START-1 expired Dec. 5 without a replacement, posing awkward questions about weapons inspections.Talks led by Russian Foreign Ministry official Anatoly Antonov and US State Department official Rose Gottemoeller are expected to resume in January, "after a short Christmas break", RIA Novosti quoted presidential aide Sergei Prikhodko as saying.
But security experts wondered just how technical those kinks were.
Security expert Gennady Yevstafiyev, a former general in Russia's Foreign Intelligence Service who participated in talks on the 1991 Conventional Forces in Europe treaty, said that Russia was "doomed to sign the treaty" soon.
"There are three or four unresolved issues," said Yury Fedorov, a security analyst who is currently an associate fellow with the Czech Association for International Affairs. "And they can only be resolved through political decisions made by the presidents themselves."
Obama and Medvedev drew up guidelines for limiting the countries' nuclear arsenals in July, bringing the number of warheads down to between 1,500 and 1,675 (from 2,200 as specified by the original START-1). On the controversial issue of delivery vehicles, numbers were cut to a more vague 500 and 1,100 each.
The key issue is that Russia currently has only 600 delivery vehicles.
"What was under discussion is that this number should be about 800," Fedorov said, referring to an upper limit. "After July, it was decided that there should be an equal number. Russia's position was that America should minimise its delivery vehicles. The question is whether the negotiators agreed to a new number. If not, then it's up to the presidents."

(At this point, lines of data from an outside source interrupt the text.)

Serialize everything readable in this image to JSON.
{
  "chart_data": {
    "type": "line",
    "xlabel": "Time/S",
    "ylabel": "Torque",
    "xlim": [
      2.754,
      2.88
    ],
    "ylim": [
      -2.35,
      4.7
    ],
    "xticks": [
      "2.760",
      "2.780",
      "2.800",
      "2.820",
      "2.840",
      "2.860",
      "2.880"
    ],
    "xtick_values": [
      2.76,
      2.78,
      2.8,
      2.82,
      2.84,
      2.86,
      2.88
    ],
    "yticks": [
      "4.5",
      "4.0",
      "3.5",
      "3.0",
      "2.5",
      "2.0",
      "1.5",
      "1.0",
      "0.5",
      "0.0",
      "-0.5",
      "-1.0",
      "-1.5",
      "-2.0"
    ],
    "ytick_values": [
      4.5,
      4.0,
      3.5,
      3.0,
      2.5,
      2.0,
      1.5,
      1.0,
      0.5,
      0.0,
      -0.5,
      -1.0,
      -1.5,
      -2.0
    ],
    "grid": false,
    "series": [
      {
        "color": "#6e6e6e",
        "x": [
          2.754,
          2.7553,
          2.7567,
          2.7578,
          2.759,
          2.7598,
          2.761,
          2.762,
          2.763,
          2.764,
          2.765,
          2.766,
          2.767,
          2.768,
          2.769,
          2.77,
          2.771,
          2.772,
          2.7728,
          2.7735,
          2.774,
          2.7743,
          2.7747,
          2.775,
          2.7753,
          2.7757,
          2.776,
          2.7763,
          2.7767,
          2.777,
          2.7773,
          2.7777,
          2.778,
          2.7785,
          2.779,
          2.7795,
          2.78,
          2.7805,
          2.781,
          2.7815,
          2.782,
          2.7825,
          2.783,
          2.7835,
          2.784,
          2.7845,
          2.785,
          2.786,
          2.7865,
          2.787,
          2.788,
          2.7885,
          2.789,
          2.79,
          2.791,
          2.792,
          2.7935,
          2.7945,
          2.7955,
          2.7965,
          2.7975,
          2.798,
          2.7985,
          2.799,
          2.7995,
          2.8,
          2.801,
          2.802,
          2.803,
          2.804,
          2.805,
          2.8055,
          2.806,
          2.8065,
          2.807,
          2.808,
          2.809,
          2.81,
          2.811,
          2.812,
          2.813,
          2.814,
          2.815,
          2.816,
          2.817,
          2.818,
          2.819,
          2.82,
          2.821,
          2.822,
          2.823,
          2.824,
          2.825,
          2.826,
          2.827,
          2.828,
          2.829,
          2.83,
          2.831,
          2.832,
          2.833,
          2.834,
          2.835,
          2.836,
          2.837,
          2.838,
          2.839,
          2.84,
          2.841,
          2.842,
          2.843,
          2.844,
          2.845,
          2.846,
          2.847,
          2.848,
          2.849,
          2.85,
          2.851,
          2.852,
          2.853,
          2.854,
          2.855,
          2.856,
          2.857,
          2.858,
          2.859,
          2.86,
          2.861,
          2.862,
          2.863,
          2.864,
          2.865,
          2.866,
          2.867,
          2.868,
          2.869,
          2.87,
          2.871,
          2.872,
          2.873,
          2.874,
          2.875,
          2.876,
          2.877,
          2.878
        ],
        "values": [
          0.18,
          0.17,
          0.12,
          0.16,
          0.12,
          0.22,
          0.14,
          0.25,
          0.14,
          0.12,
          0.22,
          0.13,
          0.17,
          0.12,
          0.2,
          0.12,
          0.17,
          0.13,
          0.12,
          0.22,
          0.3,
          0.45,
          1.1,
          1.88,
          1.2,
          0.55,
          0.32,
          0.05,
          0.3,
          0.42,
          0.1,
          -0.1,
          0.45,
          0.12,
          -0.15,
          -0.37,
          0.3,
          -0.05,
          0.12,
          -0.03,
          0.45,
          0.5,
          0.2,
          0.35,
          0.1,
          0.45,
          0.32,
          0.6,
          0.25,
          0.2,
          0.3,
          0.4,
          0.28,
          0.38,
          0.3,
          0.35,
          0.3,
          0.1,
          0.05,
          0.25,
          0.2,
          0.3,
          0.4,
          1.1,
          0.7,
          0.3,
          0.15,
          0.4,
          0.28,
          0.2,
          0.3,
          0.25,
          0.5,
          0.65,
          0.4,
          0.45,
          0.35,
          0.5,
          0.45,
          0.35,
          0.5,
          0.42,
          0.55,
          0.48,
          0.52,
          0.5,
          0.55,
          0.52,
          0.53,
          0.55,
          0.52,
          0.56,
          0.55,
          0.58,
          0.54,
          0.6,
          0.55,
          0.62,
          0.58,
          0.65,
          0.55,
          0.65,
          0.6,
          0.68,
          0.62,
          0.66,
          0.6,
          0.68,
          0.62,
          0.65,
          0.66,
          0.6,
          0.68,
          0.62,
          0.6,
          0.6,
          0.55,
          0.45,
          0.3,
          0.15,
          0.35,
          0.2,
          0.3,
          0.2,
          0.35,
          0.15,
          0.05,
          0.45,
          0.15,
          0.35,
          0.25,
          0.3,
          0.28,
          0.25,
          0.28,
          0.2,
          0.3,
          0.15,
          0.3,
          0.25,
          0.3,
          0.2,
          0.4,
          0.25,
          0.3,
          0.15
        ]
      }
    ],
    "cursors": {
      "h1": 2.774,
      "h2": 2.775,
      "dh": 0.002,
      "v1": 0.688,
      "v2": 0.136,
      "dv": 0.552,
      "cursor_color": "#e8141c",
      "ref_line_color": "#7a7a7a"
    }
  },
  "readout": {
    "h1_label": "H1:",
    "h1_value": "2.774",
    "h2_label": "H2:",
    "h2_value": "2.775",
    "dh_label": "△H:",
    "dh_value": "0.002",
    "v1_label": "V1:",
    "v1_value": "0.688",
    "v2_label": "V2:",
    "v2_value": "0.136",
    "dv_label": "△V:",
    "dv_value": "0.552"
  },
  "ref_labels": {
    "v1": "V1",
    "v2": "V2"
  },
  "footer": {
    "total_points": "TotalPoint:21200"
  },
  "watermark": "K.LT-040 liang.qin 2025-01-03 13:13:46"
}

Yevstafiyev said the discrepancy puts Russia at a disadvantage.
"[The Americans] are playing their game and they don't want to play any other way," he said. "Because Russia cannot maintain its nuclear arsenal on the levels that are currently being negotiated anyway."
Verification procedures are a big part of unresolved issues, with Russia still wary of letting US inspectors into their nuclear weapons sites.
US officials left Russia's largest missile plant in Votkinsk on Dec. 4, a day ahead of the treaty expiring. Their presence at the plant, checking all outgoing cargo, was "a source of permanent irritation for the Russians," Fedorov said. Any future monitoring process remains to be decided.
Contradictory reports came out of Geneva on Friday, with some Russian officials suggesting that Obama and Medvedev were expected to sign a new treaty, and others reporting that no such plans had been made. Fedorov blamed this on a moratorium on any information coming out of negotiations, due to the sensitive issue.
Yevstafiyev said Obama administration officials were under a lot of pressure from hawkish elements in Washington. "I know Rose Gottemoeller, I know [Anatoly] Antonov. They are nice people. But Rose can't jump over the [instructions] she has been given. She knows everything about us - she knows it better than we do."